Public school funding shortfall must be addressed

2024-03-17

Tabatha Badger | Lead Candidate for Lyons

Tasmania’s public schools are drastically underfunded to the tune of $118 million a year, $52 million of which is supposed to come from the Tasmanian Government. 

Instead of tackling this issue head-on, the Liberals last year signed a public funding agreement with the Commonwealth that failed to meet School Resourcing Standards (SRS) and allowed Tasmania to count questionable expenses towards its school funding shortfall. 

The Greens call on whoever is in government after the election to stump up Tasmania’s fair share of the funding shortfall, regardless of loopholes in the Commonwealth agreement, and demand the Commonwealth pay an additional 5% of SRS funding they are responsible for.

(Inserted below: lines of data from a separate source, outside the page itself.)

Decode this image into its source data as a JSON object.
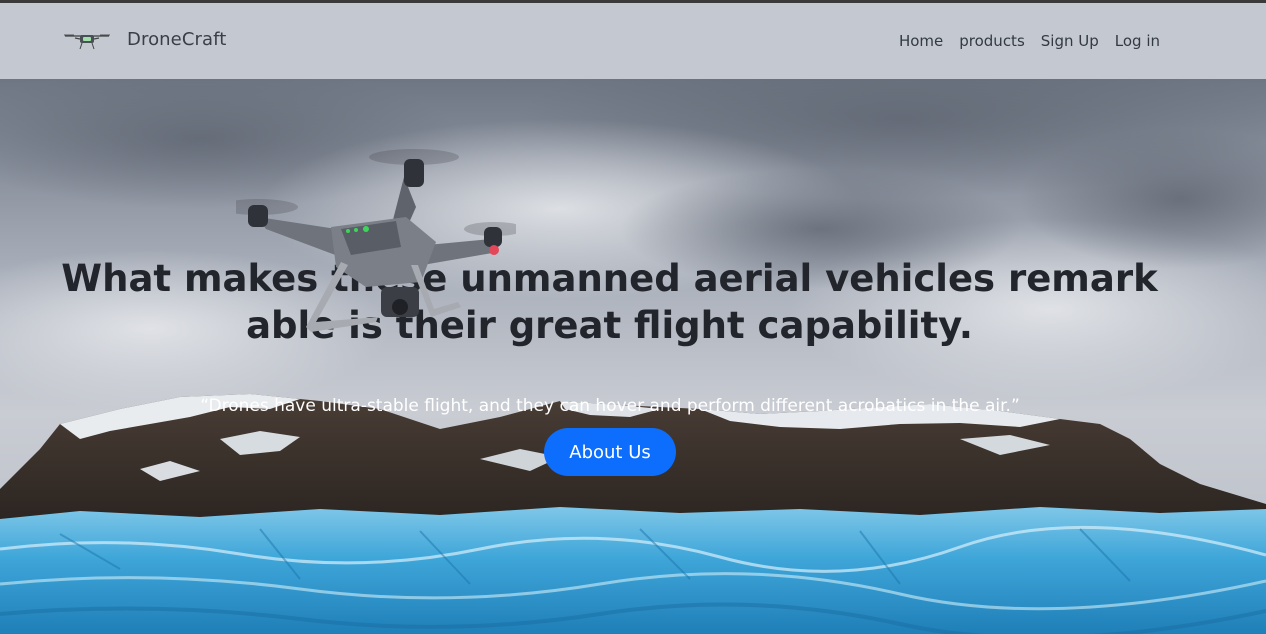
{
  "navbar": {
    "brand_icon": "drone-logo-icon",
    "brand_name": "DroneCraft",
    "links": [
      {
        "label": "Home"
      },
      {
        "label": "products"
      },
      {
        "label": "Sign Up"
      },
      {
        "label": "Log in"
      }
    ]
  },
  "hero": {
    "background_image": "glacier-mountain-cloudy-sky",
    "drone_image": "quadcopter-drone",
    "headline": "What makes these unmanned aerial vehicles remarkable is their great flight capability.",
    "quote": "“Drones have ultra-stable flight, and they can hover and perform different acrobatics in the air.”",
    "cta_label": "About Us"
  },
  "colors": {
    "navbar_bg": "#c4c8d1",
    "button_bg": "#0d6efd",
    "headline_text": "#22252b",
    "quote_text": "#ffffff"
  }
}
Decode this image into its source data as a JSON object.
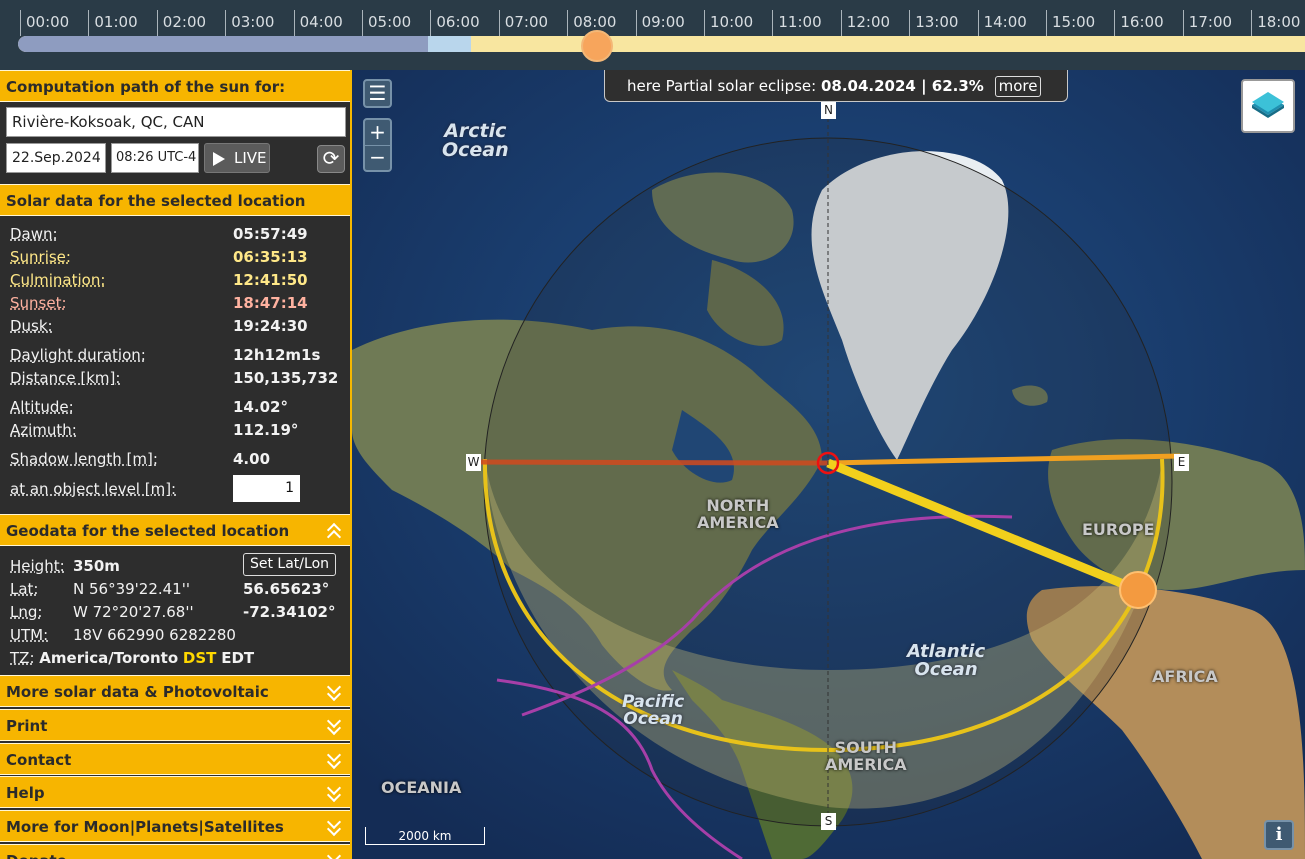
{
  "timeline": {
    "hours": [
      "00:00",
      "01:00",
      "02:00",
      "03:00",
      "04:00",
      "05:00",
      "06:00",
      "07:00",
      "08:00",
      "09:00",
      "10:00",
      "11:00",
      "12:00",
      "13:00",
      "14:00",
      "15:00",
      "16:00",
      "17:00",
      "18:00"
    ]
  },
  "panel": {
    "header_title": "Computation path of the sun for:",
    "location": "Rivière-Koksoak, QC, CAN",
    "date": "22.Sep.2024",
    "time": "08:26 UTC-4",
    "live_label": "LIVE",
    "refresh_icon": "refresh-icon",
    "solar_header": "Solar data for the selected location",
    "solar": {
      "dawn_label": "Dawn:",
      "dawn": "05:57:49",
      "sunrise_label": "Sunrise:",
      "sunrise": "06:35:13",
      "culmination_label": "Culmination:",
      "culmination": "12:41:50",
      "sunset_label": "Sunset:",
      "sunset": "18:47:14",
      "dusk_label": "Dusk:",
      "dusk": "19:24:30",
      "daylight_label": "Daylight duration:",
      "daylight": "12h12m1s",
      "distance_label": "Distance [km]:",
      "distance": "150,135,732",
      "altitude_label": "Altitude:",
      "altitude": "14.02°",
      "azimuth_label": "Azimuth:",
      "azimuth": "112.19°",
      "shadow_label": "Shadow length [m]:",
      "shadow": "4.00",
      "object_level_label": "at an object level [m]:",
      "object_level": "1"
    },
    "geo_header": "Geodata for the selected location",
    "geo": {
      "height_label": "Height:",
      "height": "350m",
      "set_latlon": "Set Lat/Lon",
      "lat_label": "Lat:",
      "lat_dms": "N 56°39'22.41''",
      "lat_dec": "56.65623°",
      "lng_label": "Lng:",
      "lng_dms": "W 72°20'27.68''",
      "lng_dec": "-72.34102°",
      "utm_label": "UTM:",
      "utm": "18V 662990 6282280",
      "tz_label": "TZ:",
      "tz": "America/Toronto",
      "dst": "DST",
      "tz_abbr": "EDT"
    },
    "sections": [
      "More solar data & Photovoltaic",
      "Print",
      "Contact",
      "Help",
      "More for Moon|Planets|Satellites",
      "Donate"
    ]
  },
  "map": {
    "eclipse_prefix": "here Partial solar eclipse: ",
    "eclipse_info": "08.04.2024 | 62.3%",
    "eclipse_more": "more",
    "menu_icon": "☰",
    "zoom_in": "+",
    "zoom_out": "−",
    "info_label": "i",
    "compass": {
      "n": "N",
      "s": "S",
      "e": "E",
      "w": "W"
    },
    "scale": "2000 km",
    "labels": {
      "arctic_ocean": "Arctic\nOcean",
      "north_america": "NORTH\nAMERICA",
      "europe": "EUROPE",
      "atlantic_ocean": "Atlantic\nOcean",
      "africa": "AFRICA",
      "pacific_ocean": "Pacific\nOcean",
      "south_america": "SOUTH\nAMERICA",
      "oceania": "OCEANIA"
    }
  },
  "colors": {
    "accent": "#f7b500",
    "panel_bg": "#2d2d2d",
    "sunrise": "#ffe888",
    "sunset": "#ffb2a0",
    "sun": "#f7a55c"
  }
}
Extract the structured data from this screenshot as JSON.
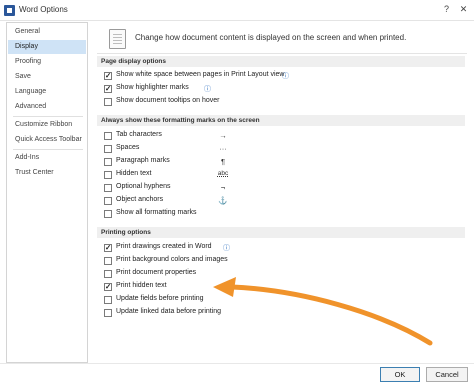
{
  "window": {
    "title": "Word Options",
    "help_glyph": "?",
    "close_glyph": "✕"
  },
  "sidebar": {
    "items": [
      {
        "label": "General",
        "selected": false
      },
      {
        "label": "Display",
        "selected": true
      },
      {
        "label": "Proofing",
        "selected": false
      },
      {
        "label": "Save",
        "selected": false
      },
      {
        "label": "Language",
        "selected": false
      },
      {
        "label": "Advanced",
        "selected": false
      },
      {
        "label": "Customize Ribbon",
        "selected": false
      },
      {
        "label": "Quick Access Toolbar",
        "selected": false
      },
      {
        "label": "Add-Ins",
        "selected": false
      },
      {
        "label": "Trust Center",
        "selected": false
      }
    ]
  },
  "header": {
    "text": "Change how document content is displayed on the screen and when printed."
  },
  "sections": {
    "page_display": {
      "title": "Page display options",
      "options": [
        {
          "label": "Show white space between pages in Print Layout view",
          "checked": true,
          "info": "ⓘ"
        },
        {
          "label": "Show highlighter marks",
          "checked": true,
          "info": "ⓘ"
        },
        {
          "label": "Show document tooltips on hover",
          "checked": false
        }
      ]
    },
    "formatting_marks": {
      "title": "Always show these formatting marks on the screen",
      "options": [
        {
          "label": "Tab characters",
          "checked": false,
          "mark": "→"
        },
        {
          "label": "Spaces",
          "checked": false,
          "mark": "···"
        },
        {
          "label": "Paragraph marks",
          "checked": false,
          "mark": "¶"
        },
        {
          "label": "Hidden text",
          "checked": false,
          "mark": "abc"
        },
        {
          "label": "Optional hyphens",
          "checked": false,
          "mark": "¬"
        },
        {
          "label": "Object anchors",
          "checked": false,
          "mark": "⚓"
        },
        {
          "label": "Show all formatting marks",
          "checked": false
        }
      ]
    },
    "printing": {
      "title": "Printing options",
      "options": [
        {
          "label": "Print drawings created in Word",
          "checked": true,
          "info": "ⓘ"
        },
        {
          "label": "Print background colors and images",
          "checked": false
        },
        {
          "label": "Print document properties",
          "checked": false
        },
        {
          "label": "Print hidden text",
          "checked": true
        },
        {
          "label": "Update fields before printing",
          "checked": false
        },
        {
          "label": "Update linked data before printing",
          "checked": false
        }
      ]
    }
  },
  "footer": {
    "ok_label": "OK",
    "cancel_label": "Cancel"
  },
  "colors": {
    "accent": "#2b579a",
    "selection": "#cfe3f6",
    "annotation_arrow": "#f0932b"
  }
}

“In a deepening cost of living crisis, too many families are being hit hard by out-of-pocket school expenses. 

“Every Tasmanian family should have access to quality, genuinely free, local public school, but persistent underfunding of the public school system is penalising teachers, parents and carers, and degrading the futures of thousands of students. 

“To make our education system fairer it’s essential there is fairer funding. 

“Our public schools aren't getting the resources they need, and it's because of the way State and Federal government are approaching funding. Their approach guarantees that thousands of Tasmanian students are being left without the support they need. 

“It’s shameful that our governments underfund government schools, while overfunding non-government schools. No public school in Tasmania is funded to the School Resourcing Standard, when by contrast every private school in Tasmania receives 100% or more of its SRS entitlement. 

“No more dodgy accounting tricks, it’s time to fix this mess for Tasmania’s future. Whoever is in government after the election needs to stump up Tasmania’s fair share of the public school funding shortfall and demand the Commonwealth pay the funding they are responsible for too.”